私は部屋にその季節の花を飾るのが趣味の一つで、頻繁にお店に足を運んでいた。

でも彼の姿をお店で見かけた記憶はない。

「え??あの花屋さんの?」

「うん。」

「あのお店、夏樹の家だったんだね。でも私お店で夏樹のこと見かけたことないよ。」

「親父がよく言ってた。お前と同じ学校の制服を着た女の子が来るって。それで、何回か明日香がうちの店の花を持ってここの公園通るの見たから。うちの店の花くらい俺にはわかる。俺だって一応あそこの店の息子だから。明日香の苗字知ってんのはコンビニで名札見たから。」

今日の夏樹はなんだか凄く饒舌だ。でも素直に嬉しい。

「私のことちゃんと見てくれてたんだね。ありがとう。もう一つ聞いてもいい?」

「ん?何?」

「夏樹はどうして学校に来ないのにいつも制服なの?」

「親には学校行ってないの秘密にしてる。ってよりも行こうとは思うんだけど、ここ通るとどうしても絵が描きたくなって気づいたら夕方になってんの」

夏樹は絵が好きすぎるあまり周りを見れない性格のようだ。

「絵も大事だけど、高校、卒業できなくなっちゃうよ?私と一緒に学校行こう!」

「明日香と一緒なら頑張れる。」

そう言って夏樹は向日葵のような笑顔で笑った。


ーーーー

後輩の中谷の抑揚のない話はほとんど右から左へ流れていた。

「中谷ちゃん。私そろそろ帰るね。」

少し飲みすぎてしまったかもしれない。後輩と呑むのも悪くはないが中谷はやっぱり話が長い。

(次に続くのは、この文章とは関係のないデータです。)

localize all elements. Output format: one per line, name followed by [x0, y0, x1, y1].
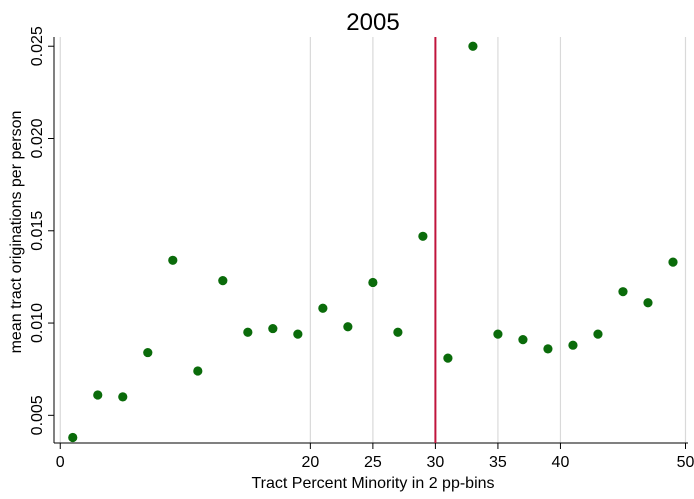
y-tick-label: 0.020	[29, 118, 46, 158]
x-axis-label: Tract Percent Minority in 2 pp-bins	[251, 475, 494, 492]
data-point	[443, 353, 453, 363]
x-tick-label: 25	[364, 454, 382, 471]
y-tick-label: 0.015	[29, 211, 46, 251]
data-point	[318, 303, 328, 313]
data-point	[593, 329, 603, 339]
data-point	[68, 432, 78, 443]
data-point	[343, 322, 353, 332]
x-tick-label: 35	[489, 454, 507, 471]
y-tick-label: 0.010	[29, 303, 46, 343]
x-tick-label: 30	[427, 454, 445, 471]
data-point	[143, 347, 153, 358]
plot-area	[54, 37, 688, 443]
data-point	[93, 390, 103, 400]
data-point	[518, 335, 528, 345]
x-tick-label: 20	[301, 454, 319, 471]
data-point	[493, 329, 503, 339]
y-tick-label: 0.005	[29, 395, 46, 435]
x-tick-label: 40	[552, 454, 570, 471]
data-point	[268, 323, 278, 334]
data-point	[618, 287, 628, 297]
data-point	[168, 255, 178, 265]
x-tick-label: 0	[56, 454, 65, 471]
data-point	[118, 392, 128, 402]
data-points	[68, 41, 678, 443]
data-point	[468, 41, 478, 51]
y-tick-label: 0.025	[29, 26, 46, 66]
data-point	[418, 231, 428, 241]
data-point	[643, 298, 653, 308]
data-point	[393, 327, 403, 337]
axes	[48, 37, 688, 449]
tick-labels: 0 20 25 30 35 40 50 0.005 0.010 0.015 0.020 0.025	[29, 26, 694, 471]
y-axis-label: mean tract originations per person	[8, 111, 25, 354]
gridlines	[59, 37, 687, 443]
chart-title: 2005	[346, 9, 399, 36]
data-point	[568, 340, 578, 350]
data-point	[543, 344, 553, 354]
x-tick-label: 50	[677, 454, 694, 471]
data-point	[293, 329, 303, 339]
data-point	[218, 276, 228, 286]
data-point	[193, 366, 203, 376]
data-point	[243, 327, 253, 337]
data-point	[368, 277, 378, 288]
data-point	[668, 257, 678, 267]
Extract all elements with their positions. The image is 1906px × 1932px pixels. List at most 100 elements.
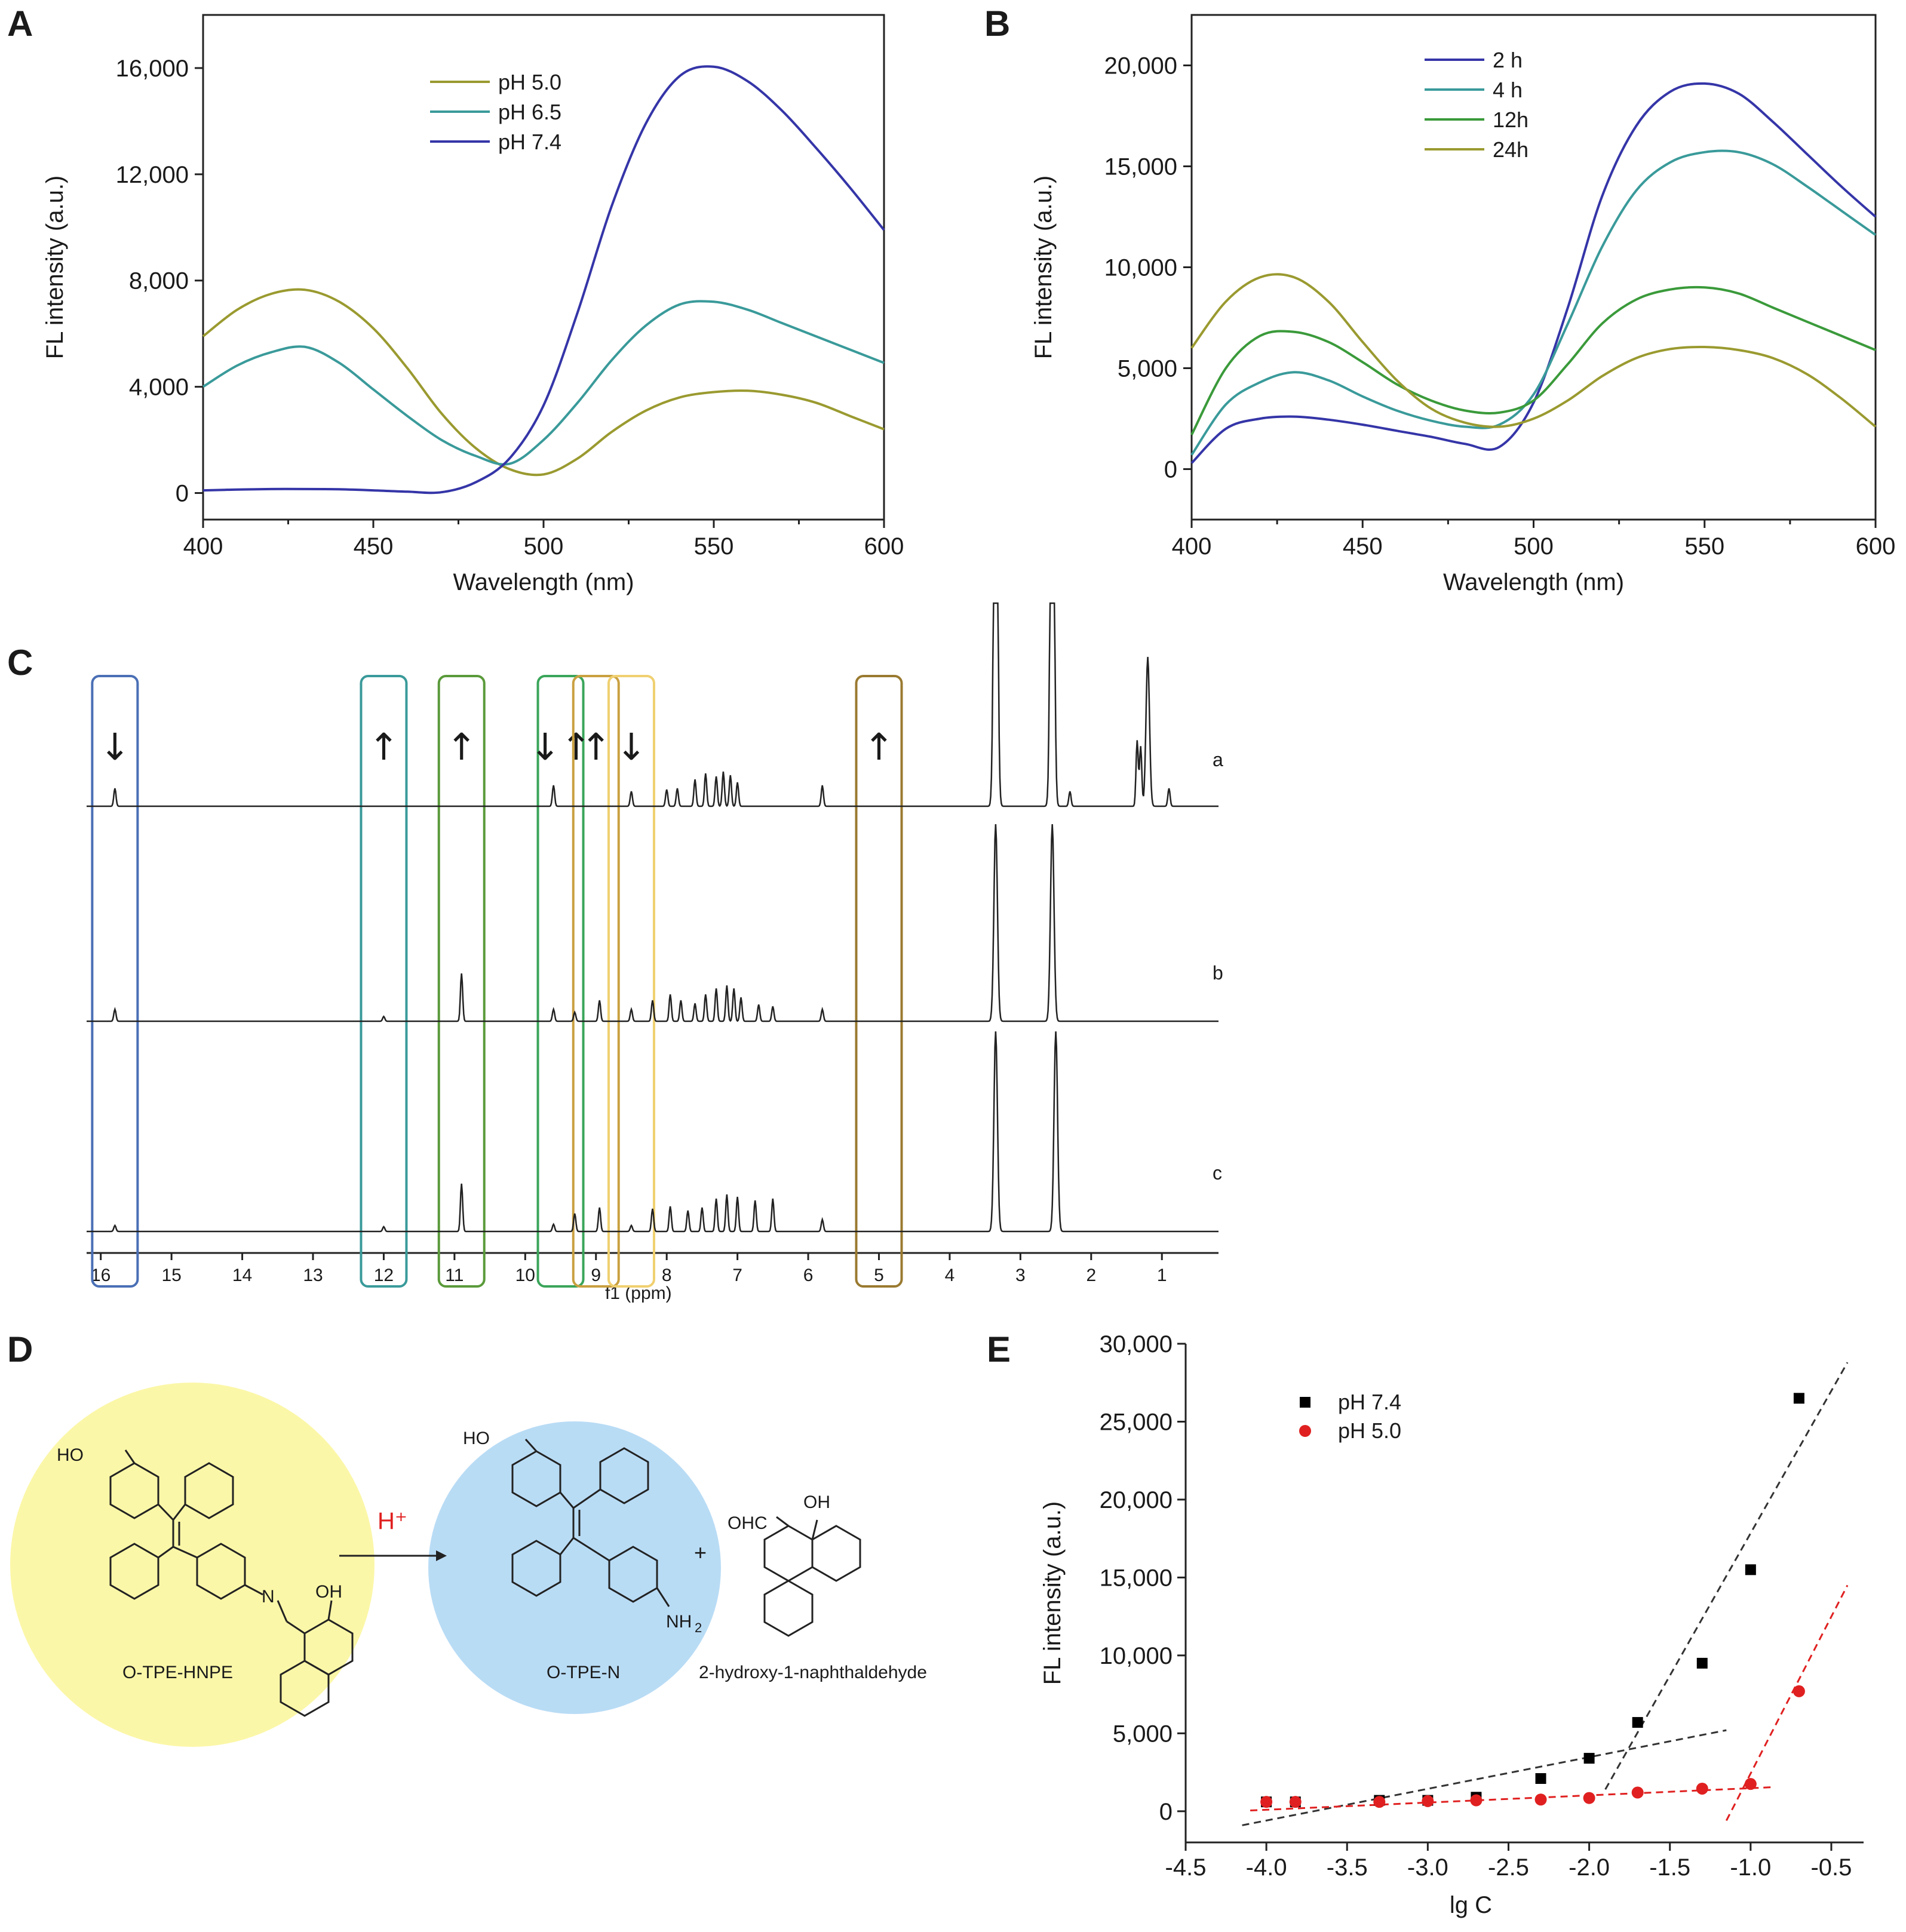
x-tick-label: 600 [1856, 533, 1896, 560]
nmr-trace-a [87, 602, 1219, 807]
x-tick-label: 500 [1514, 533, 1554, 560]
legend-marker [1299, 1425, 1311, 1437]
legend-label: pH 7.4 [498, 130, 561, 154]
product1-nh2: NH [666, 1612, 692, 1632]
nmr-tick-label: 4 [945, 1266, 955, 1285]
data-point-circle [1373, 1796, 1386, 1808]
x-tick-label: -3.5 [1327, 1854, 1368, 1881]
panel-label-a: A [7, 4, 33, 44]
fit-line [1242, 1729, 1727, 1826]
nmr-highlight-box [855, 675, 903, 1288]
reactant-oh: OH [315, 1582, 342, 1602]
chart-c-nmr: 16 15 14 13 12 11 10 9 8 7 6 5 4 3 2 1f1 (ppm)↓ ↑ ↑ ↓↑↑ ↓ ↑ a… [87, 602, 1223, 1303]
product2-structure [763, 1516, 861, 1637]
nmr-trace-label: b [1213, 962, 1223, 984]
y-axis-label: FL intensity (a.u.) [1039, 1501, 1066, 1685]
y-tick-label: 0 [176, 481, 189, 507]
legend-marker [1300, 1397, 1310, 1408]
x-tick-label: -2.0 [1569, 1854, 1610, 1881]
y-tick-label: 30,000 [1100, 1331, 1173, 1357]
series-line-12h [1190, 285, 1876, 435]
legend-label: pH 5.0 [498, 70, 561, 94]
x-axis-label: Wavelength (nm) [1443, 569, 1624, 595]
y-tick-label: 25,000 [1100, 1409, 1173, 1435]
data-point-circle [1583, 1792, 1595, 1804]
x-tick-label: -2.5 [1488, 1854, 1529, 1881]
x-tick-label: 600 [864, 533, 904, 560]
product1-name: O-TPE-N [547, 1663, 620, 1682]
data-point-circle [1631, 1786, 1644, 1799]
data-point-circle [1260, 1796, 1273, 1808]
nmr-highlight-box [607, 675, 655, 1288]
y-tick-label: 4,000 [129, 374, 189, 401]
plot-frame [1190, 14, 1877, 521]
y-axis-label: FL intensity (a.u.) [1030, 176, 1057, 360]
data-point-circle [1696, 1782, 1708, 1795]
legend-label: pH 6.5 [498, 100, 561, 124]
y-tick-label: 20,000 [1100, 1487, 1173, 1513]
series-line-2-h [1190, 82, 1877, 464]
x-tick-label: -1.5 [1649, 1854, 1690, 1881]
x-axis-label: lg C [1450, 1892, 1492, 1918]
product2-ohc: OHC [728, 1513, 768, 1533]
x-axis-label: Wavelength (nm) [453, 569, 634, 595]
data-point-circle [1793, 1685, 1805, 1697]
reagent-h-plus: H⁺ [377, 1508, 407, 1534]
nmr-tick-label: 11 [445, 1266, 464, 1285]
reaction-scheme: HO N OH O-TPE-HNPE H⁺ HO NH 2 O-TPE-N + [10, 1383, 927, 1747]
x-tick-label: 550 [1684, 533, 1724, 560]
series-line-pH-65 [202, 300, 885, 466]
nmr-highlight-box [91, 675, 139, 1288]
y-tick-label: 10,000 [1104, 255, 1177, 281]
data-point-square [1745, 1564, 1756, 1575]
nmr-tick-label: 6 [803, 1266, 814, 1285]
x-tick-label: 400 [183, 533, 223, 560]
x-tick-label: 450 [1343, 533, 1383, 560]
data-point-circle [1289, 1796, 1302, 1808]
nmr-tick-label: 13 [303, 1266, 323, 1285]
nmr-trace-label: c [1213, 1162, 1222, 1184]
panel-label-c: C [7, 643, 33, 683]
chart-e-concentration: -4.5 -4.0 -3.5 -3.0 -2.5 -2.0 -1.5 -1.0 -0.5 0 5,0… [1039, 1331, 1864, 1918]
x-tick-label: -0.5 [1810, 1854, 1852, 1881]
series-line-pH-50 [202, 288, 885, 477]
reactant-ho: HO [57, 1445, 84, 1465]
data-point-square [1696, 1657, 1708, 1669]
x-tick-label: 500 [524, 533, 564, 560]
y-tick-label: 12,000 [116, 162, 189, 188]
nmr-tick-label: 8 [662, 1266, 672, 1285]
panel-label-d: D [7, 1329, 33, 1369]
x-tick-label: -4.0 [1246, 1854, 1287, 1881]
panel-label-e: E [987, 1329, 1011, 1369]
x-tick-label: -3.0 [1407, 1854, 1448, 1881]
fit-line [1725, 1584, 1849, 1822]
data-point-circle [1422, 1795, 1434, 1807]
nmr-shift-arrow: ↑ [864, 725, 895, 769]
y-tick-label: 16,000 [116, 56, 189, 82]
x-tick-label: -4.5 [1165, 1854, 1207, 1881]
nmr-tick-label: 7 [732, 1266, 742, 1285]
y-tick-label: 15,000 [1104, 154, 1177, 180]
product-circle [428, 1421, 721, 1714]
chart-a-ph-spectra: 400 450 500 550 600 0 4,000 8,000 12,000 16,000 Wa… [42, 14, 904, 595]
y-tick-label: 8,000 [129, 268, 189, 294]
legend-label: 2 h [1493, 48, 1523, 72]
y-tick-label: 5,000 [1118, 356, 1177, 382]
product2-name: 2-hydroxy-1-naphthaldehyde [699, 1663, 927, 1682]
data-point-square [1535, 1773, 1546, 1784]
nmr-tick-label: 10 [515, 1266, 535, 1285]
nmr-tick-label: 1 [1157, 1266, 1167, 1285]
fit-line [1604, 1362, 1849, 1790]
legend-label: pH 5.0 [1338, 1418, 1401, 1443]
nmr-shift-arrow: ↓ [99, 725, 130, 769]
x-tick-label: 400 [1172, 533, 1212, 560]
data-point-circle [1470, 1794, 1483, 1807]
y-axis-label: FL intensity (a.u.) [42, 176, 68, 360]
x-tick-label: 550 [694, 533, 734, 560]
series-line-pH-74 [202, 65, 885, 494]
nmr-shift-arrow: ↑ [446, 725, 477, 769]
nmr-highlight-box [536, 675, 585, 1288]
nmr-tick-label: 2 [1086, 1266, 1096, 1285]
legend-label: 4 h [1493, 78, 1523, 102]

「あ、すみません。お子さんもいるのに遅くまで。」間もなく日付が変わろうとしていた。

「大丈夫よ。もう高校生なんだから。うちの息子、夫に似たみたいで身長ばっかり伸びて、もう175超えてるんじゃないかしら。」

中谷が私の話に食いついてきた。

「旦那さんも180以上ありますよね。旦那さん花屋さんなんですよね?羨ましいなぁ。」

このままだと話が終わらなそうだったので私はすかさず店員さんを読んだ。